Prescribers and pharmacists must be vigilant about predicting and identifying neurologic side effects of drugs. Adverse drug effects that are overlooked or misdiagnosed pose significant risk to the patient. These neurologic side effects, if not properly addressed, can result in permanent and/or irreversible conditions; therefore, prompt identification and removal of the offending agent is critical.

REFERENCES

1. Tisdale JE, Miller DA. Drug-Induced Diseases: Prevention, Detection, and Management. Bethesda, MD: American Society of Health-System Pharmacists; 2005:111-201.

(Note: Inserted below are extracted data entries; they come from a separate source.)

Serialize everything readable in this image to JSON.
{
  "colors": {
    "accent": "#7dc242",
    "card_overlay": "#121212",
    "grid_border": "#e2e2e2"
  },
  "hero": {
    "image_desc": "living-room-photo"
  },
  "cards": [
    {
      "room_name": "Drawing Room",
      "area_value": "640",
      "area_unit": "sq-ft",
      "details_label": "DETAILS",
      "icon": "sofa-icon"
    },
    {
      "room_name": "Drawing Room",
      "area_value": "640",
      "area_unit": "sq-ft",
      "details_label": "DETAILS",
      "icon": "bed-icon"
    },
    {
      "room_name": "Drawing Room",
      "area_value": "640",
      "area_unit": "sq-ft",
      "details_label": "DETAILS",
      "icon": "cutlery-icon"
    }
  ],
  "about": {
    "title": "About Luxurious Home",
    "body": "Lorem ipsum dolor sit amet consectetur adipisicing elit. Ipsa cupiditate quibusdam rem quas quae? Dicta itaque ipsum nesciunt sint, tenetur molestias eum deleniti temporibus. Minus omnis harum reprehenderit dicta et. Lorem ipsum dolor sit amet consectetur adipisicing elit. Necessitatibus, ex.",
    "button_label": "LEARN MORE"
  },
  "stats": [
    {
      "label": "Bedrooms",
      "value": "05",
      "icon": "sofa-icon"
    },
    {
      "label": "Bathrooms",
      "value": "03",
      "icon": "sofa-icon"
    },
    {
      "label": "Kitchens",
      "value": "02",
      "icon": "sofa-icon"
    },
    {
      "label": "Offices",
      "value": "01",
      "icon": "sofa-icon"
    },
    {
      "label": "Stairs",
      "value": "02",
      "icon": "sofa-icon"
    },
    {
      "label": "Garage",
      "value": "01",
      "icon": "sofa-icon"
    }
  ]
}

2. Grosset KA, Grosset DG. Prescribed drugs and neurological complications. J Neurol Neurosurg Psychiatry. 2004;75(suppl 3):iii2-iii8.
3. Clinical Pharmacology [database]. www.clinicalpharmacology.com. Accessed November 30, 2013.
4. FDA Drug Safety Communication: FDA approves label changes for antimalarial drug mefloquine hydrochloride due to risk of serious psychiatric and nerve side effects. www.fda.gov/Drugs/DrugSafety/ucm362227.htm. Accessed September 29, 2013.
5. American Geriatrics Society 2012 Beers Criteria Update Expert Panel. American Geriatrics Society updated Beers Criteria for potentially inappropriate medication use in older adults. J Am Geriatr Soc. 2012;60:616-631.
6. Perry PJ, Wilborn CA. Serotonin syndrome vs neuroleptic malignant syndrome: a contrast of causes, diagnoses, and management. Ann Clin Psychiatry. 2012;24:155-162.
7. Epilepsy Foundation. About epilepsy. www.epilepsyfoundation.org/aboutepilepsy/index.cfm. Accessed September 29, 2013.
8. Pisani F, Oteri G, Costa C, et al. Effects of psychotropic drugs on seizure threshold. Drug Saf. 2002;25:91-110.
9. Morin CM, Jarrin DC. Epidemiology of insomnia: prevalence, course, risk factors, and public health burden. Sleep Med Clin. 2013;8:281-297.
10. Barkoukis TJ, Avidan AY, eds. Review of Sleep Medicine. 2nd ed. Philadelphia, PA: Butterworth Heinemann Elsevier; 2007:169-184.